Wild Geese: An Image for Writing and Healing
Three times in the last month I have come across, in three different places, the poem, “Wild Geese,” by Mary Oliver. After the third time, I thought this might be a poem I ought to pay some attention to.
The poem opens with the speaker telling us, her reader, that we do not have to be good, we do not have to walk on our knees for a hundred miles through the desert, repenting. And, then, this line:
“You only have to let the soft animal of your body love what it loves.”
It’s a radical line. Maybe a radical poem.
It goes against the grain of business as usual.
The way the mind and the will are so often, for so many of us, yanking the body around to places it doesn’t really want to go—places even, sometimes, that can make the body a tad sick—or sicker.
And sometimes maybe this is one of those silver linings of getting sick—or so people will sometimes tell me—the small good part—how a person can begin to learn to quit yanking the body around. The stakes are too high anymore to do all that yanking. Sometimes illness is the beginning, for some people, or so they tell me, of beginning to pay closer attention to what the body loves and needs—and what it doesn’t.
I’ve been carrying the poem with me this month, looking at it now and then, and now, today, there’s one particular word that seems to jump off the page: meanwhile.
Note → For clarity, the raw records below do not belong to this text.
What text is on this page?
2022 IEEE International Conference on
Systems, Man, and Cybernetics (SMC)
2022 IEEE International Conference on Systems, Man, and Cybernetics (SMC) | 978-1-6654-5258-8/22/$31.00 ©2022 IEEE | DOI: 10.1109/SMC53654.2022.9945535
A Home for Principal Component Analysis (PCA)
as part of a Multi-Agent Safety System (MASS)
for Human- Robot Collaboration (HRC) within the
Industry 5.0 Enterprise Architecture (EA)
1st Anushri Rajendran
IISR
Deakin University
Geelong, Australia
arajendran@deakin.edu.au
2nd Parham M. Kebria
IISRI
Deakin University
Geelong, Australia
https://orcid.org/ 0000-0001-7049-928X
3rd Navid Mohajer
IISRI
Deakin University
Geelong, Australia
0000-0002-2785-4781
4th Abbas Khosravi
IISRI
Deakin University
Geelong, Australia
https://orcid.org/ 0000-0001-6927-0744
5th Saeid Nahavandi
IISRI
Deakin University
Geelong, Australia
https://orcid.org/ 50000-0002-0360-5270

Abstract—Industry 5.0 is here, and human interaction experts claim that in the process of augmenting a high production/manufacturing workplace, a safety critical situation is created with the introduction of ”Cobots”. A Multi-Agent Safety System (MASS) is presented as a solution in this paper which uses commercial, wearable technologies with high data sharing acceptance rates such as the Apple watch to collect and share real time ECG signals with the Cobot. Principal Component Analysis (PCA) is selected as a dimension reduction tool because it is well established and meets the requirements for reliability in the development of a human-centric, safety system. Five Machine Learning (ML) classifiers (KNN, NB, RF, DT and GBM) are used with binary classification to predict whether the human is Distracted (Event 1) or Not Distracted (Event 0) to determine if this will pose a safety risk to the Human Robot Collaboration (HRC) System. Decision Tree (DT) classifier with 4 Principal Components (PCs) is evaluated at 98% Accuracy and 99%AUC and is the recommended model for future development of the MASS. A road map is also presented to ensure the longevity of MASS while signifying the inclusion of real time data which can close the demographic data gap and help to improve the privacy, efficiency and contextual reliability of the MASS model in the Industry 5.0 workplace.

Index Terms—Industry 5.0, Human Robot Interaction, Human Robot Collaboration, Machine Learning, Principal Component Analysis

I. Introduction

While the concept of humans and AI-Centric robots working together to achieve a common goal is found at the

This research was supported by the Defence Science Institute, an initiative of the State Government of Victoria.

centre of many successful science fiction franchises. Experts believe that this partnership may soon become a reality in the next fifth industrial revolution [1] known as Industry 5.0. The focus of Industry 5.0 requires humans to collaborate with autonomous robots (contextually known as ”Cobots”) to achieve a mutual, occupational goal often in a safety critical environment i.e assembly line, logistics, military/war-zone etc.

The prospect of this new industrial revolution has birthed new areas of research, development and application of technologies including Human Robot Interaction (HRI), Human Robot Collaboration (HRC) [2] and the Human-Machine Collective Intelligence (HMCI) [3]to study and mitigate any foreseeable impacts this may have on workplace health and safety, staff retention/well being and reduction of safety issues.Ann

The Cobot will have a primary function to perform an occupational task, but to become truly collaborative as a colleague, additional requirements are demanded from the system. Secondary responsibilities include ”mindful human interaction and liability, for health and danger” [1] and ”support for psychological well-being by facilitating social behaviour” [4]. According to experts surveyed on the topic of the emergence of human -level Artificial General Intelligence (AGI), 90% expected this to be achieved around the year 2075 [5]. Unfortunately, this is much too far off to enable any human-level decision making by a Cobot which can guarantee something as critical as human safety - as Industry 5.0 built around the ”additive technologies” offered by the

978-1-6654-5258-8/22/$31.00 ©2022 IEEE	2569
MEANWHILE as the good part?
Because after the speaker of the poem tells us we do not have to be good, we do not have to walk on our knees for a hundred miles, repenting, we only have to let the soft animal of our body love what it loves, after that she invites us, the reader, to tell her of our despair and she will tell us hers—
And then there’s this shift—this leap—and she writes:
Meanwhile the world goes on.
Meanwhile the sun and the clear pebbles of the rain
are moving across the landscapes. . .
Meanwhile the wild geese, high in the clean blue air,
are heading home again. . .
It’s as if the camera had been close in—a history of despair—or a history with some despair in it–but then—a shift—the camera pulls back—a shift to a larger landscape—a leap—meanwhile—somewhere—those wild geese, high in the clean blue air, are heading home.